Corazón de tres chocolates


Para hoy, día de San Valentín, me he decidido por la típica tarta de tres chocolates, pero acorde con la festividad, en forma de corazón en vez de la clásica forma redondeada. Claro, que si no tienes molde con forma de corazón, puedes hacerlo redondo, o incluso cuadrado, respetando las mismas proporciones, y siempre que el molde sea desmontable, para que nos resulte más fácil de desmoldar después.
El equivalente de un molde redondo a este de corazón que yo he utilizado es el de 20 cm. Respecto a los ingredientes, he visto multitud de recetas que lo hacen con cuajada, pero yo, que casi siempre se me olvida, la he hecho con gelatina en hojas, eso sí, el resultado es buenísimo también. Además, hice un poquito de trufa (receta aquí) o bien podéis simplemente, fundir chocolate de postres en la misma cantidad de nata para montar (mínimo un 30% de materia grasa), esperar a que enfríe y después montarlo como si fuera nata, para poder ponerlo en una manga y hacer las decoraciones, o simplemente dejar la tarta tal cual!

Ingredientes:
- 600 ml leche (de la que queráis, incluso vegetal).
- 600 ml nata líquida.
- 12 hojas de gelatina.
- 200 gramos de chocolate negro para fundir.
- 200 gramos de chocolate con leche.
- 200 gramos de chocolate blanco.
- Decoración al gusto.

Elaboración:
Después de preparar el molde con papel de hornear en el fondo e incluso las paredes, vamos a separar 200 ml de la leche y otros 200 ml de la nata, los mezclamos y los ponemos a calentar.
Mientras tanto, metemos en agua fría 4 de las hojas de gelatina para que se vayan hidratando.
Cuando la leche y la nata estén calientes, pero sin llegar a hervir, troceamos el chocolate negro y lo disolvemos en la leche, ya fuera del fuego.
Escurrimos muy bien las hojas de gelatina, soltando todo el agua posible, y las disolvemos en la mezcla de chocolate.
En esta ocasión no he puesto azúcar entre los ingredientes, ya que considero que el chocolate ya lleva suficiente, pero si queréis añadirle una pequeña cantidad, por ejemplo, 50 gramos, podéis hacerlo, añadiéndola por ejemplo, a la leche y la nata mientras se calientan.
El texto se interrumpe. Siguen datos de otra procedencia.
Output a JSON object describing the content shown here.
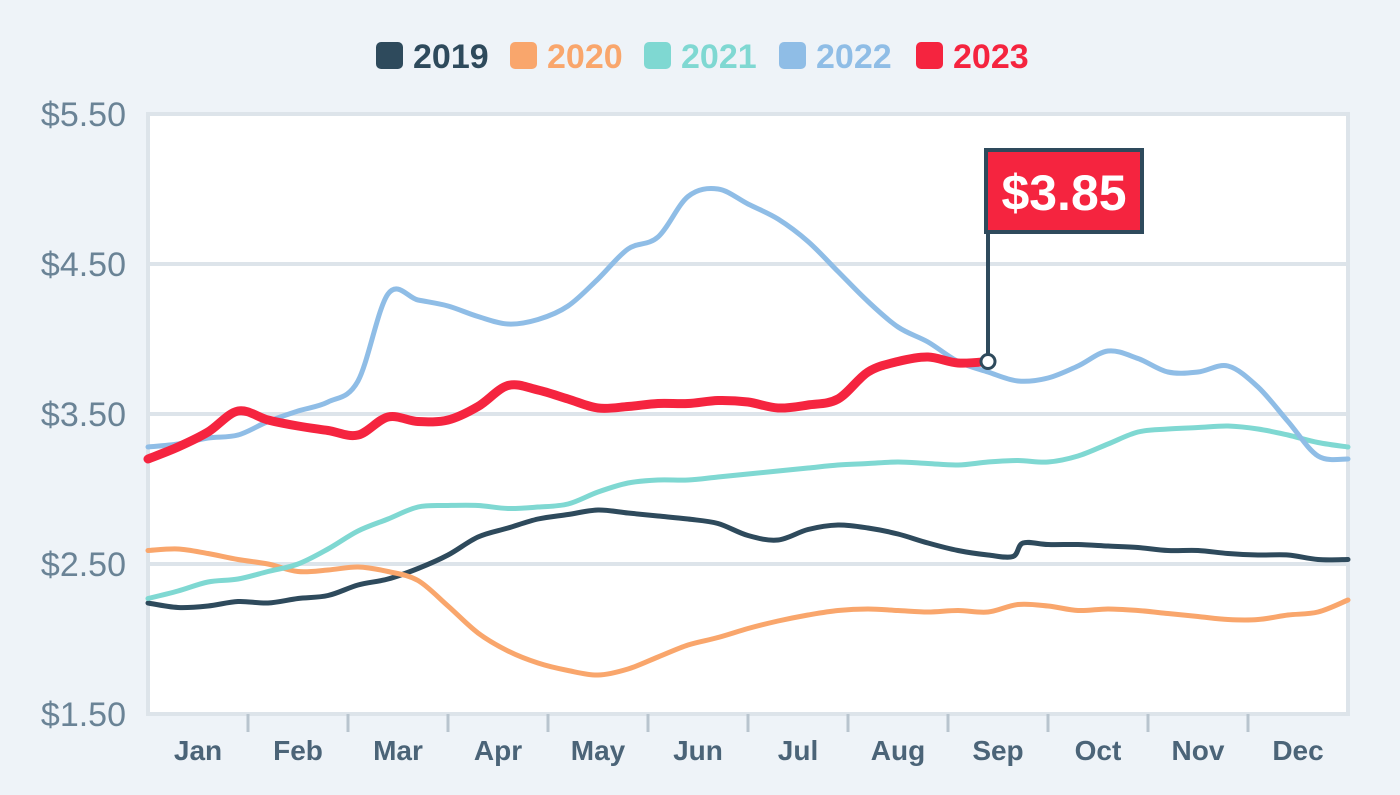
{
  "chart_data": {
    "type": "line",
    "title": "",
    "xlabel": "",
    "ylabel": "",
    "ylim": [
      1.5,
      5.5
    ],
    "y_ticks": [
      "$5.50",
      "$4.50",
      "$3.50",
      "$2.50",
      "$1.50"
    ],
    "y_tick_values": [
      5.5,
      4.5,
      3.5,
      2.5,
      1.5
    ],
    "categories": [
      "Jan",
      "Feb",
      "Mar",
      "Apr",
      "May",
      "Jun",
      "Jul",
      "Aug",
      "Sep",
      "Oct",
      "Nov",
      "Dec"
    ],
    "grid": true,
    "legend_position": "top-center",
    "series": [
      {
        "name": "2019",
        "color": "#2e4a5c",
        "x": [
          0,
          0.3,
          0.6,
          0.9,
          1.2,
          1.5,
          1.8,
          2.1,
          2.4,
          2.7,
          3.0,
          3.3,
          3.6,
          3.9,
          4.2,
          4.5,
          4.8,
          5.1,
          5.4,
          5.7,
          6.0,
          6.3,
          6.6,
          6.9,
          7.2,
          7.5,
          7.8,
          8.1,
          8.4,
          8.65,
          8.75,
          9.0,
          9.3,
          9.6,
          9.9,
          10.2,
          10.5,
          10.8,
          11.1,
          11.4,
          11.7,
          12.0
        ],
        "y": [
          2.24,
          2.21,
          2.22,
          2.25,
          2.24,
          2.27,
          2.29,
          2.36,
          2.4,
          2.47,
          2.56,
          2.68,
          2.74,
          2.8,
          2.83,
          2.86,
          2.84,
          2.82,
          2.8,
          2.77,
          2.69,
          2.66,
          2.73,
          2.76,
          2.74,
          2.7,
          2.64,
          2.59,
          2.56,
          2.55,
          2.64,
          2.63,
          2.63,
          2.62,
          2.61,
          2.59,
          2.59,
          2.57,
          2.56,
          2.56,
          2.53,
          2.53
        ]
      },
      {
        "name": "2020",
        "color": "#f9a66c",
        "x": [
          0,
          0.3,
          0.6,
          0.9,
          1.2,
          1.5,
          1.8,
          2.1,
          2.4,
          2.7,
          3.0,
          3.3,
          3.6,
          3.9,
          4.2,
          4.5,
          4.8,
          5.1,
          5.4,
          5.7,
          6.0,
          6.3,
          6.6,
          6.9,
          7.2,
          7.5,
          7.8,
          8.1,
          8.4,
          8.7,
          9.0,
          9.3,
          9.6,
          9.9,
          10.2,
          10.5,
          10.8,
          11.1,
          11.4,
          11.7,
          12.0
        ],
        "y": [
          2.59,
          2.6,
          2.57,
          2.53,
          2.5,
          2.45,
          2.46,
          2.48,
          2.45,
          2.39,
          2.22,
          2.04,
          1.92,
          1.84,
          1.79,
          1.76,
          1.8,
          1.88,
          1.96,
          2.01,
          2.07,
          2.12,
          2.16,
          2.19,
          2.2,
          2.19,
          2.18,
          2.19,
          2.18,
          2.23,
          2.22,
          2.19,
          2.2,
          2.19,
          2.17,
          2.15,
          2.13,
          2.13,
          2.16,
          2.18,
          2.26
        ]
      },
      {
        "name": "2021",
        "color": "#7fd8d2",
        "x": [
          0,
          0.3,
          0.6,
          0.9,
          1.2,
          1.5,
          1.8,
          2.1,
          2.4,
          2.7,
          3.0,
          3.3,
          3.6,
          3.9,
          4.2,
          4.5,
          4.8,
          5.1,
          5.4,
          5.7,
          6.0,
          6.3,
          6.6,
          6.9,
          7.2,
          7.5,
          7.8,
          8.1,
          8.4,
          8.7,
          9.0,
          9.3,
          9.6,
          9.9,
          10.2,
          10.5,
          10.8,
          11.1,
          11.4,
          11.7,
          12.0
        ],
        "y": [
          2.27,
          2.32,
          2.38,
          2.4,
          2.45,
          2.5,
          2.6,
          2.72,
          2.8,
          2.88,
          2.89,
          2.89,
          2.87,
          2.88,
          2.9,
          2.98,
          3.04,
          3.06,
          3.06,
          3.08,
          3.1,
          3.12,
          3.14,
          3.16,
          3.17,
          3.18,
          3.17,
          3.16,
          3.18,
          3.19,
          3.18,
          3.22,
          3.3,
          3.38,
          3.4,
          3.41,
          3.42,
          3.4,
          3.36,
          3.31,
          3.28
        ]
      },
      {
        "name": "2022",
        "color": "#8fbde6",
        "x": [
          0,
          0.3,
          0.6,
          0.9,
          1.2,
          1.5,
          1.8,
          2.1,
          2.4,
          2.7,
          3.0,
          3.3,
          3.6,
          3.9,
          4.2,
          4.5,
          4.8,
          5.1,
          5.4,
          5.7,
          6.0,
          6.3,
          6.6,
          6.9,
          7.2,
          7.5,
          7.8,
          8.1,
          8.4,
          8.7,
          9.0,
          9.3,
          9.6,
          9.9,
          10.2,
          10.5,
          10.8,
          11.1,
          11.4,
          11.7,
          12.0
        ],
        "y": [
          3.28,
          3.3,
          3.34,
          3.36,
          3.45,
          3.52,
          3.58,
          3.72,
          4.3,
          4.26,
          4.22,
          4.15,
          4.1,
          4.13,
          4.22,
          4.4,
          4.6,
          4.68,
          4.95,
          5.0,
          4.9,
          4.8,
          4.65,
          4.45,
          4.25,
          4.08,
          3.98,
          3.85,
          3.78,
          3.72,
          3.74,
          3.82,
          3.92,
          3.87,
          3.78,
          3.78,
          3.82,
          3.68,
          3.45,
          3.22,
          3.2
        ]
      },
      {
        "name": "2023",
        "color": "#f5243f",
        "x": [
          0,
          0.3,
          0.6,
          0.9,
          1.2,
          1.5,
          1.8,
          2.1,
          2.4,
          2.7,
          3.0,
          3.3,
          3.6,
          3.9,
          4.2,
          4.5,
          4.8,
          5.1,
          5.4,
          5.7,
          6.0,
          6.3,
          6.6,
          6.9,
          7.2,
          7.5,
          7.8,
          8.1,
          8.4
        ],
        "y": [
          3.2,
          3.28,
          3.38,
          3.52,
          3.46,
          3.42,
          3.39,
          3.36,
          3.48,
          3.45,
          3.46,
          3.55,
          3.69,
          3.66,
          3.6,
          3.54,
          3.55,
          3.57,
          3.57,
          3.59,
          3.58,
          3.54,
          3.56,
          3.6,
          3.78,
          3.85,
          3.88,
          3.84,
          3.85
        ]
      }
    ],
    "callout": {
      "label": "$3.85",
      "series": "2023",
      "x": 8.4,
      "y": 3.85
    }
  }
}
Vertemos nuestra capa de chocolate negro en el molde y esperamos a que enfríe completamente antes de meterlo en el frigorífico para que termine de cuajar.
Una vez que esté perfectamente frío y cuajado, pasaremos a hacer la capa de en medio, repitiendo lo que hemos hecho con el chocolate negro, pero cambiándolo por el chocolate con leche.
Finalmente, haremos lo mismo con el chocolate blanco.

Y lo dicho: podemos dejarla así o hacerle alguna decoración, se me ocurre por ejemplo, algunas rosas de fondant o buttercream...¡y a enamorar!